Step-by-step solution

Calculate the probability of none being albino

The probability of one child being albino is given as \( \frac{1}{4} \). Therefore, the probability of one child not being albino is \( 1 - \frac{1}{4} = \frac{3}{4} \). Since each child is independent of the others, the probability of six children not being albino is \( \left(\frac{3}{4}\right)^6 \).

Compute the result for part (a)

To find the probability that none of the six children will be albino, raise the single event probability of not being albino to the power of 6. This is \( \left(\frac{3}{4}\right)^6 \approx 0.178 \).

Understand the concept of 'at least one'

'At least one' is the complement of 'none'. Therefore, to compute the probability that at least one child will be albino, subtract the probability of none from 1.

Calculate the probability of at least one being albino

Using the complement rule, the probability that at least one child will be albino is \( 1 - \left(\frac{3}{4}\right)^6 \approx 1 - 0.178 \approx 0.822 \).

Key concepts

Genetic Inheritance

Genetic inheritance is the process by which genetic information is passed on from parents to their offspring. Each parent contributes one allele for every gene, resulting in a pair of alleles for each gene in the offspring. In the case of albinism, it is a recessive genetic trait, meaning that a child needs to inherit the albino allele from both parents to express the trait. When parents are carriers, they have one albino allele and one normal allele. The probability that a child inherits the albino allele from one parent is 1 in 2, or \( \frac{1}{2} \). Since the child must inherit the allele from both parents to be albino, the probability of a child being albino is \( \frac{1}{2} \) times \( \frac{1}{2} \) equals \( \frac{1}{4} \).

This simple Mendelian concept can be understood as flipping two coins, your aim is for both coins to land on tails. Each coin (similar to each allele from a parent) independently has the same probability of landing on heads or tails. If tails represents the recessive albino allele, then getting two tails – one from each coin – is akin to a child being albino.

Binomial Probability

Binomial probability refers to the probability of obtaining a fixed number of successes in a fixed number of independent trials, with the same probability of success on each trial. Considering the textbook problem, each childbirth is an independent trial, and producing an albino child is considered 'success' in genetic terms. With the probability of success being \( \frac{1}{4} \) for each child, we can use the binomial probability formula to calculate the chances of different outcomes.

For instance, the probability of exactly three albino children out of six can be calculated using the binomial probability formula\( P(X = k) = \binom{n}{k}p^k(1-p)^{n-k} \), where:\

• \( n \) is the total number of trials (children),
• \( k \) is the number of successful trials (albino children),
• \( p \) is the probability of success on a single trial,
• \( \binom{n}{k} \) is the binomial coefficient, representing the number of ways to choose \( k \) successes from \( n \) trials.

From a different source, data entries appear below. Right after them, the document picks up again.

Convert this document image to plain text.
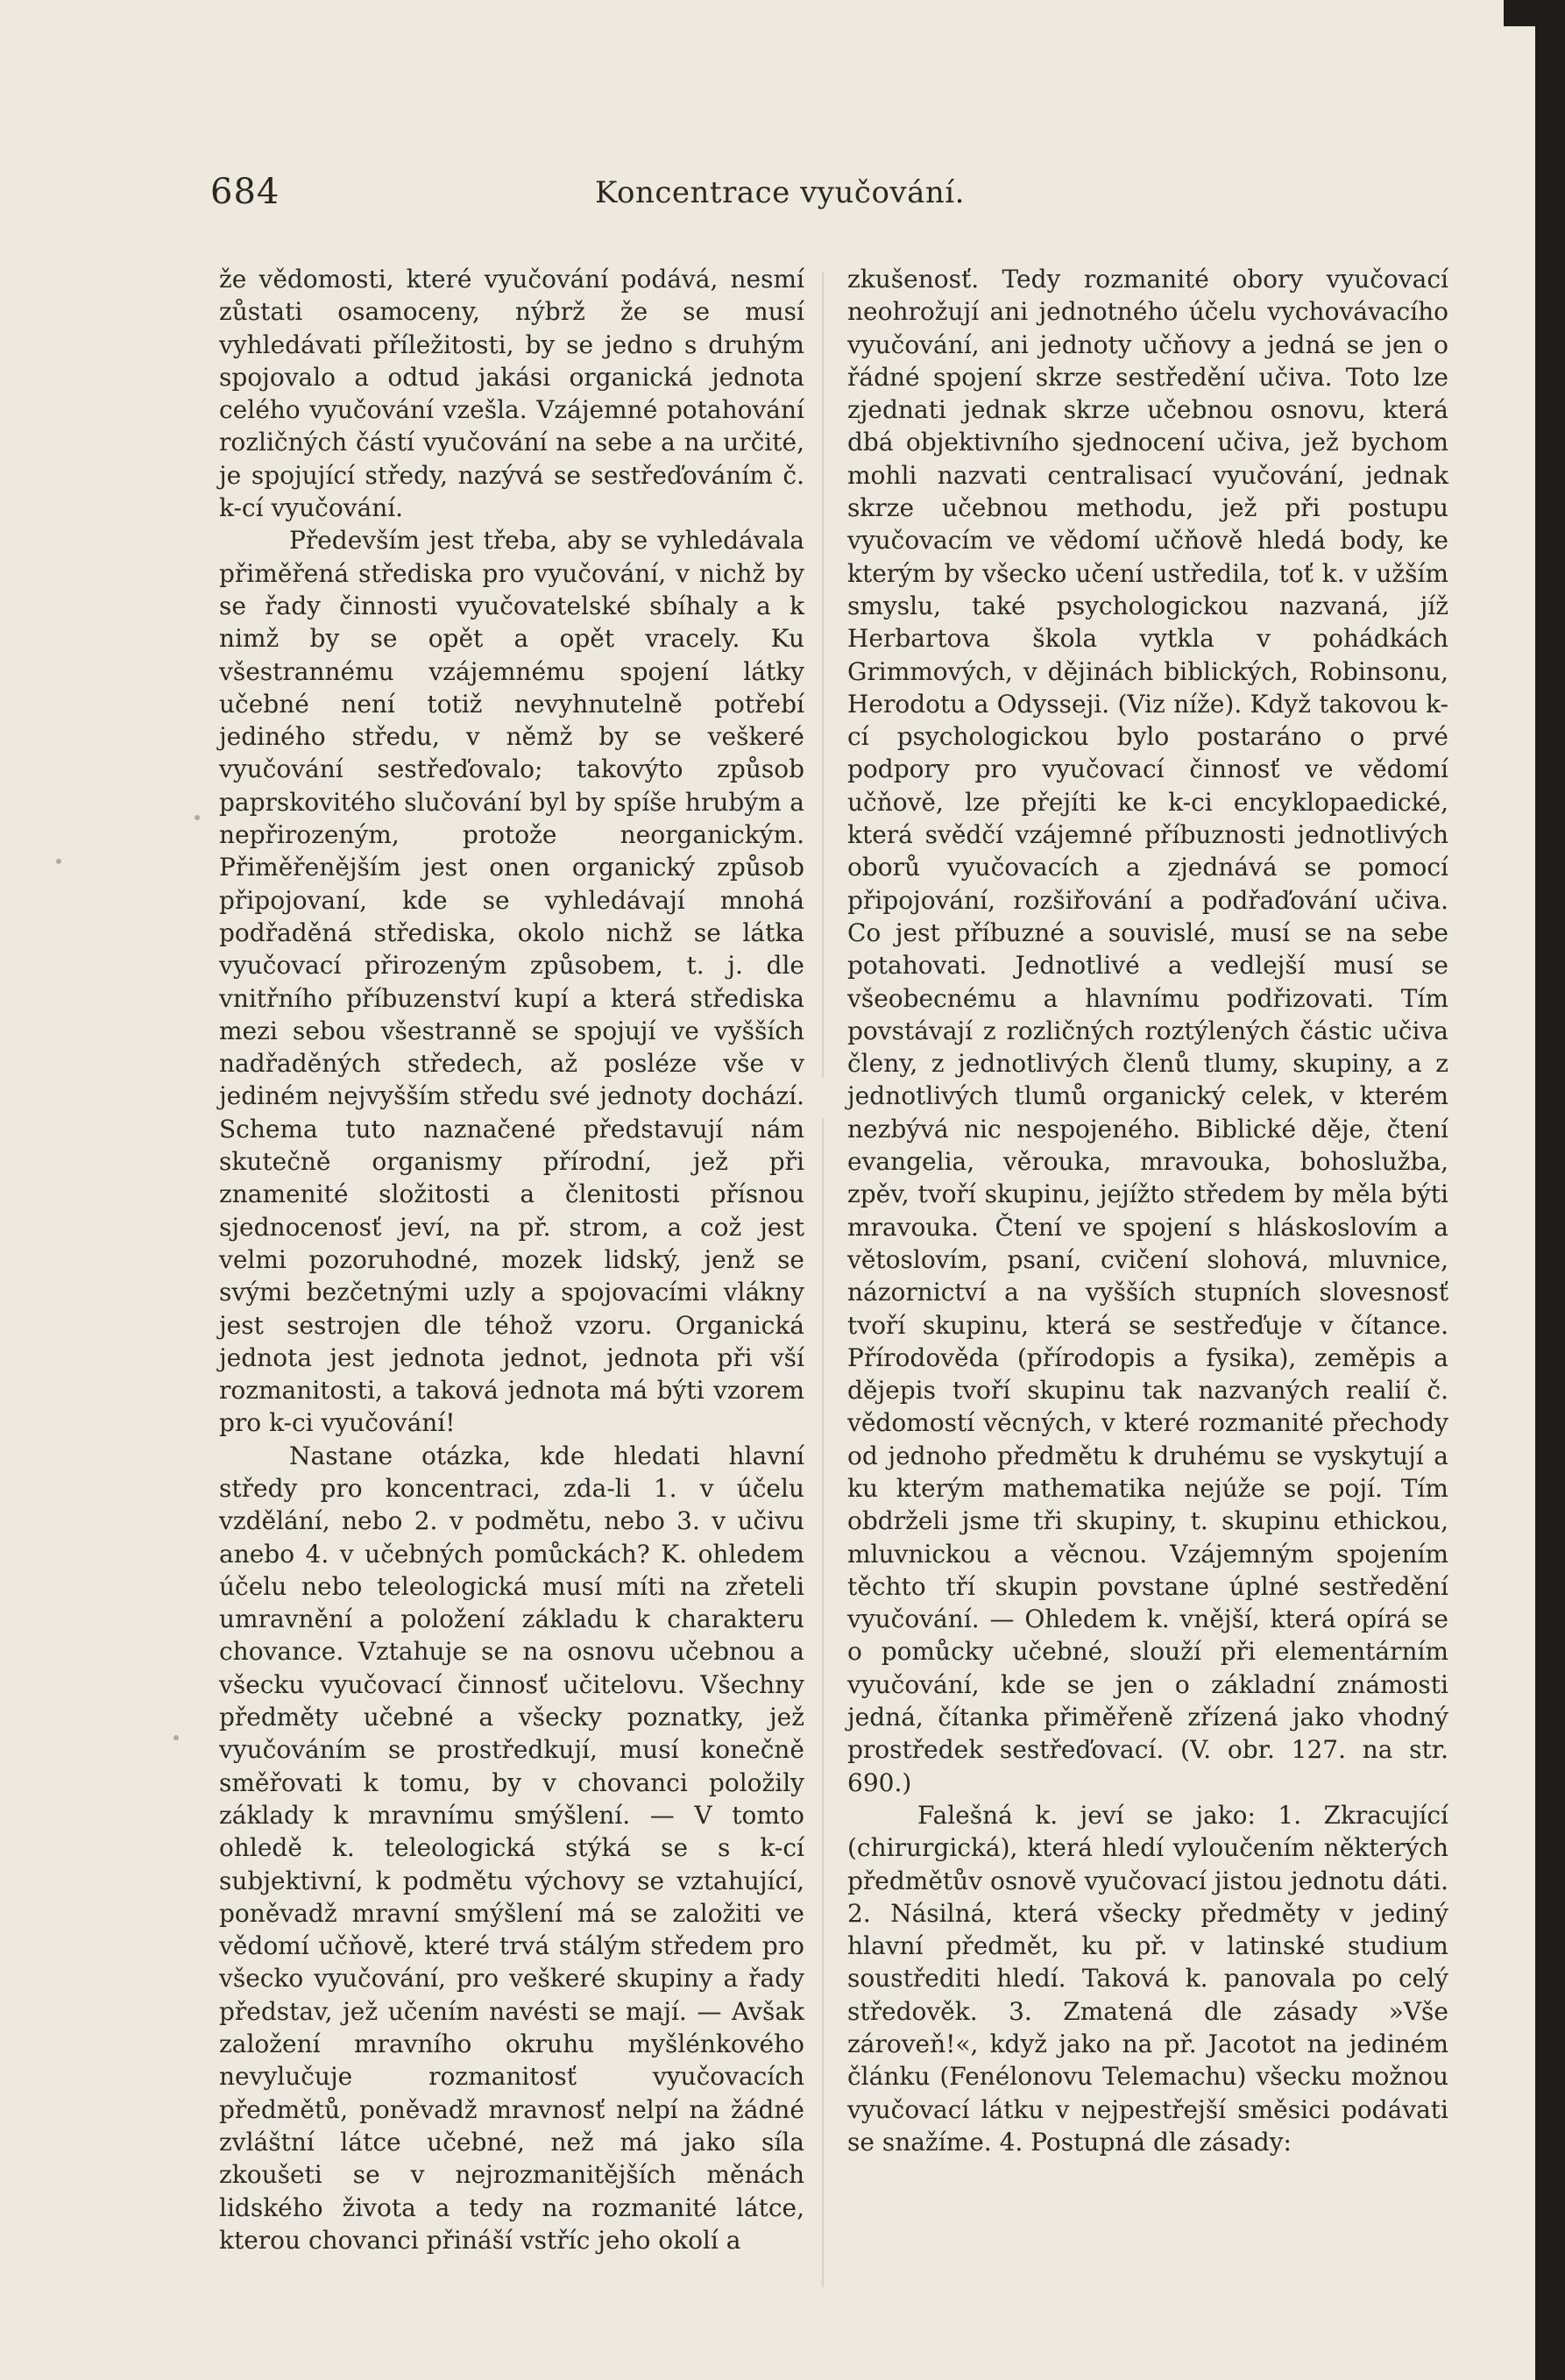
684	Koncentrace vyučování.

že vědomosti, které vyučování podává, nesmí zůstati osamoceny, nýbrž že se musí vyhledávati příležitosti, by se jedno s druhým spojovalo a odtud jakási organická jednota celého vyučování vzešla. Vzájemné potahování rozličných částí vyučování na sebe a na určité, je spojující středy, nazývá se sestřeďováním č. k-cí vyučování.

Především jest třeba, aby se vyhledávala přiměřená střediska pro vyučování, v nichž by se řady činnosti vyučovatelské sbíhaly a k nimž by se opět a opět vracely. Ku všestrannému vzájemnému spojení látky učebné není totiž nevyhnutelně potřebí jediného středu, v němž by se veškeré vyučování sestřeďovalo; takovýto způsob paprskovitého slučování byl by spíše hrubým a nepřirozeným, protože neorganickým. Přiměřenějším jest onen organický způsob připojovaní, kde se vyhledávají mnohá podřaděná střediska, okolo nichž se látka vyučovací přirozeným způsobem, t. j. dle vnitřního příbuzenství kupí a která střediska mezi sebou všestranně se spojují ve vyšších nadřaděných středech, až posléze vše v jediném nejvyšším středu své jednoty dochází. Schema tuto naznačené představují nám skutečně organismy přírodní, jež při znamenité složitosti a členitosti přísnou sjednocenosť jeví, na př. strom, a což jest velmi pozoruhodné, mozek lidský, jenž se svými bezčetnými uzly a spojovacími vlákny jest sestrojen dle téhož vzoru. Organická jednota jest jednota jednot, jednota při vší rozmanitosti, a taková jednota má býti vzorem pro k-ci vyučování!

Nastane otázka, kde hledati hlavní středy pro koncentraci, zda-li 1. v účelu vzdělání, nebo 2. v podmětu, nebo 3. v učivu anebo 4. v učebných pomůckách? K. ohledem účelu nebo teleologická musí míti na zřeteli umravnění a položení základu k charakteru chovance. Vztahuje se na osnovu učebnou a všecku vyučovací činnosť učitelovu. Všechny předměty učebné a všecky poznatky, jež vyučováním se prostředkují, musí konečně směřovati k tomu, by v chovanci položily základy k mravnímu smýšlení. — V tomto ohledě k. teleologická stýká se s k-cí subjektivní, k podmětu výchovy se vztahující, poněvadž mravní smýšlení má se založiti ve vědomí učňově, které trvá stálým středem pro všecko vyučování, pro veškeré skupiny a řady představ, jež učením navésti se mají. — Avšak založení mravního okruhu myšlénkového nevylučuje rozmanitosť vyučovacích předmětů, poněvadž mravnosť nelpí na žádné zvláštní látce učebné, než má jako síla zkoušeti se v nejrozmanitějších měnách lidského života a tedy na rozmanité látce, kterou chovanci přináší vstříc jeho okolí a

zkušenosť. Tedy rozmanité obory vyučovací neohrožují ani jednotného účelu vychovávacího vyučování, ani jednoty učňovy a jedná se jen o řádné spojení skrze sestředění učiva. Toto lze zjednati jednak skrze učebnou osnovu, která dbá objektivního sjednocení učiva, jež bychom mohli nazvati centralisací vyučování, jednak skrze učebnou methodu, jež při postupu vyučovacím ve vědomí učňově hledá body, ke kterým by všecko učení ustředila, toť k. v užším smyslu, také psychologickou nazvaná, jíž Herbartova škola vytkla v pohádkách Grimmových, v dějinách biblických, Robinsonu, Herodotu a Odysseji. (Viz níže). Když takovou k-cí psychologickou bylo postaráno o prvé podpory pro vyučovací činnosť ve vědomí učňově, lze přejíti ke k-ci encyklopaedické, která svědčí vzájemné příbuznosti jednotlivých oborů vyučovacích a zjednává se pomocí připojování, rozšiřování a podřaďování učiva. Co jest příbuzné a souvislé, musí se na sebe potahovati. Jednotlivé a vedlejší musí se všeobecnému a hlavnímu podřizovati. Tím povstávají z rozličných roztýlených částic učiva členy, z jednotlivých členů tlumy, skupiny, a z jednotlivých tlumů organický celek, v kterém nezbývá nic nespojeného. Biblické děje, čtení evangelia, věrouka, mravouka, bohoslužba, zpěv, tvoří skupinu, jejížto středem by měla býti mravouka. Čtení ve spojení s hláskoslovím a větoslovím, psaní, cvičení slohová, mluvnice, názornictví a na vyšších stupních slovesnosť tvoří skupinu, která se sestřeďuje v čítance. Přírodověda (přírodopis a fysika), zeměpis a dějepis tvoří skupinu tak nazvaných realií č. vědomostí věcných, v které rozmanité přechody od jednoho předmětu k druhému se vyskytují a ku kterým mathematika nejúže se pojí. Tím obdrželi jsme tři skupiny, t. skupinu ethickou, mluvnickou a věcnou. Vzájemným spojením těchto tří skupin povstane úplné sestředění vyučování. — Ohledem k. vnější, která opírá se o pomůcky učebné, slouží při elementárním vyučování, kde se jen o základní známosti jedná, čítanka přiměřeně zřízená jako vhodný prostředek sestřeďovací. (V. obr. 127. na str. 690.)

Falešná k. jeví se jako: 1. Zkracující (chirurgická), která hledí vyloučením některých předmětův osnově vyučovací jistou jednotu dáti. 2. Násilná, která všecky předměty v jediný hlavní předmět, ku př. v latinské studium soustřediti hledí. Taková k. panovala po celý středověk. 3. Zmatená dle zásady »Vše zároveň!«, když jako na př. Jacotot na jediném článku (Fenélonovu Telemachu) všecku možnou vyučovací látku v nejpestřejší směsici podávati se snažíme. 4. Postupná dle zásady:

Examples of binomial distribution:

When calculating the likelihood that a specific number of children will be albino, you are constructing a binomial distribution. For instance, the probability of exactly one child being albino out of six is reflected in a distinct point on this distribution.

Complement Rule

The complement rule is a fundamental principle in probability theory which states that the probability of an event not happening is equal to one minus the probability of the event happening. Put simply, if you're curious about the chances of at least one occurrence of an event, it's often easier to calculate the probability of the event not occurring at all and then subtracting that from one.

This approach is especially useful when the 'at least one' occurrences include multiple scenarios or are difficult to calculate individually. For the albinism example, it is easier to find the probability of no albino children and subtract it from one to find the probability of at least one albino child. The calculation for the textbook problem using the complement rule is a neat example, where \(1 - \left(\frac{3}{4}\right)^6 \) gives us the probability of having at least one albino child among six. The complement rule is particularly helpful in situations with a large number of trials or when assessing risk in genetic counseling.